Activists from these and other groups descended on the State Board of Education this month for a public hearing on the proposed social studies standards. Speaking from a single playbook, virtually all of them insisted students should learn that the United States is an exceptional nation–that is, superior to all others and holding a special place among nations as a protector of freedom. Some have gone so far as to argue that the United States is a divine creation with a special mission from God.

It took nearly a year for curriculum teams made up of teachers, scholars and other community members to write the proposed new social studies curriculum. Then over two days this month, the board's far right faction introduced a litany of amendments that threaten the education and religious freedom of public school students.

As a result, the current drafts of the standards extol the Judeo-Christian influences, including biblical law, on the founding documents. Though real historians and other scholars argue that such influences have been wildly exaggerated, the board opted instead to follow the lead of Barton and Marshall. (Actually, Barton wants the curriculum standards to go even further by having students learn that George Washington was saved from death in battle only by God's intervention. Curriculum writers resisted that suggestion, and there has not been a movement by the board to include it in the standards document…yet.)

In many other ways the standards are beginning to look more like a political manifesto than a curriculum document. One new standard suggests that Joseph McCarthy's smear campaign in the 1950s was justified. Another requires that students learn about Phyllis Schlafly, the Moral Majority and other conservative icons in the 1980s–not because of their historical accomplishments but because of the conservative philosophies they have promoted. Other amendments seek to downplay the accomplishments and results of the civil rights movement.

The board's far right faction appears to have the votes to ram through many of these and other alarming changes before the board takes a final vote on the standards in May. But there is some reason for optimism.
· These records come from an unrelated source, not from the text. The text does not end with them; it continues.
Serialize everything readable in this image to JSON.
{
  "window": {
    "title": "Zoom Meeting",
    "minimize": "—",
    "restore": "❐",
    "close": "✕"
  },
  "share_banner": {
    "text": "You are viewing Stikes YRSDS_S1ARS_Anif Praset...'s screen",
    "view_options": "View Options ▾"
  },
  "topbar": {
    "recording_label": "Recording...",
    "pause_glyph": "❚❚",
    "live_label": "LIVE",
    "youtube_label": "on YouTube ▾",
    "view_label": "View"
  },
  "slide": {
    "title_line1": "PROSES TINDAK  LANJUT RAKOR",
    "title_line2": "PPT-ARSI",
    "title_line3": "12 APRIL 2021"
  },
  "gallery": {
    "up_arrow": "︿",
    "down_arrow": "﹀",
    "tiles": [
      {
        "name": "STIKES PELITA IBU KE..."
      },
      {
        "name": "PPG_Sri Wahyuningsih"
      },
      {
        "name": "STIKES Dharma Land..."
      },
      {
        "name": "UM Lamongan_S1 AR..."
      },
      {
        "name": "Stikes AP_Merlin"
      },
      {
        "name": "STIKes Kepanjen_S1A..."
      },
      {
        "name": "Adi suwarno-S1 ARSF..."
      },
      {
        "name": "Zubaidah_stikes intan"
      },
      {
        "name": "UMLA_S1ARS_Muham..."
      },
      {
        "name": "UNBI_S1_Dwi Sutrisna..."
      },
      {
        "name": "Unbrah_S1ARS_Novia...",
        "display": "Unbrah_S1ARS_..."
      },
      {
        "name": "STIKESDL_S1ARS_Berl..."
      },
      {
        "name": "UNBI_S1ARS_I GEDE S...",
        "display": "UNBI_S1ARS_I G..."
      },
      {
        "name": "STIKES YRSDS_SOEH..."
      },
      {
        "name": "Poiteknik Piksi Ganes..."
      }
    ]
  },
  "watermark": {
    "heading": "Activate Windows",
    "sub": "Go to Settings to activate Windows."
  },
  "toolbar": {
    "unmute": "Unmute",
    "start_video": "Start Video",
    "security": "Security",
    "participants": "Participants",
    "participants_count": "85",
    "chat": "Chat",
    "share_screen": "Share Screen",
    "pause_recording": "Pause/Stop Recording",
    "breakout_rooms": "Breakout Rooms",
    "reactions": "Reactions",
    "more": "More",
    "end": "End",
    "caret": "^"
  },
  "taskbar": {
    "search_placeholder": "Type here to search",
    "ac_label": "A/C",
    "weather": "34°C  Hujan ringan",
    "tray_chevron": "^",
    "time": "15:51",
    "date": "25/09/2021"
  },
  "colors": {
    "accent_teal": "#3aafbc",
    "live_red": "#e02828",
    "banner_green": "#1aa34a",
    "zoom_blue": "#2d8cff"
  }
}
While publishers will use the standards to write new textbooks for adoption in Texas schools, those textbooks won't be considered by the board for at least two more years. Voters will have the opportunity to elect a more reasonable board between now and then.

This year, in fact, several moderate Republicans are seeking the seats of three current far right board members. A number of Democrats have also thrown their hats in the ring. What used to be a sleepy corner of Texas government appears finally to be grabbing the attention of voters who are concerned that the education of their children has been hijacked by radicals promoting ideological agendas.

It's too early, of course, to know whether the rise of religious ideologues on the Texas State Board of Education has reached its high point. But even if it has, the work to reverse the damage already done will be long and hard.

 

(Dan Quinn is communications director for the Texas Freedom Network, a nonpartisan, grassroots organization of religious and community leaders who support public education, religious freedom and individual liberties.)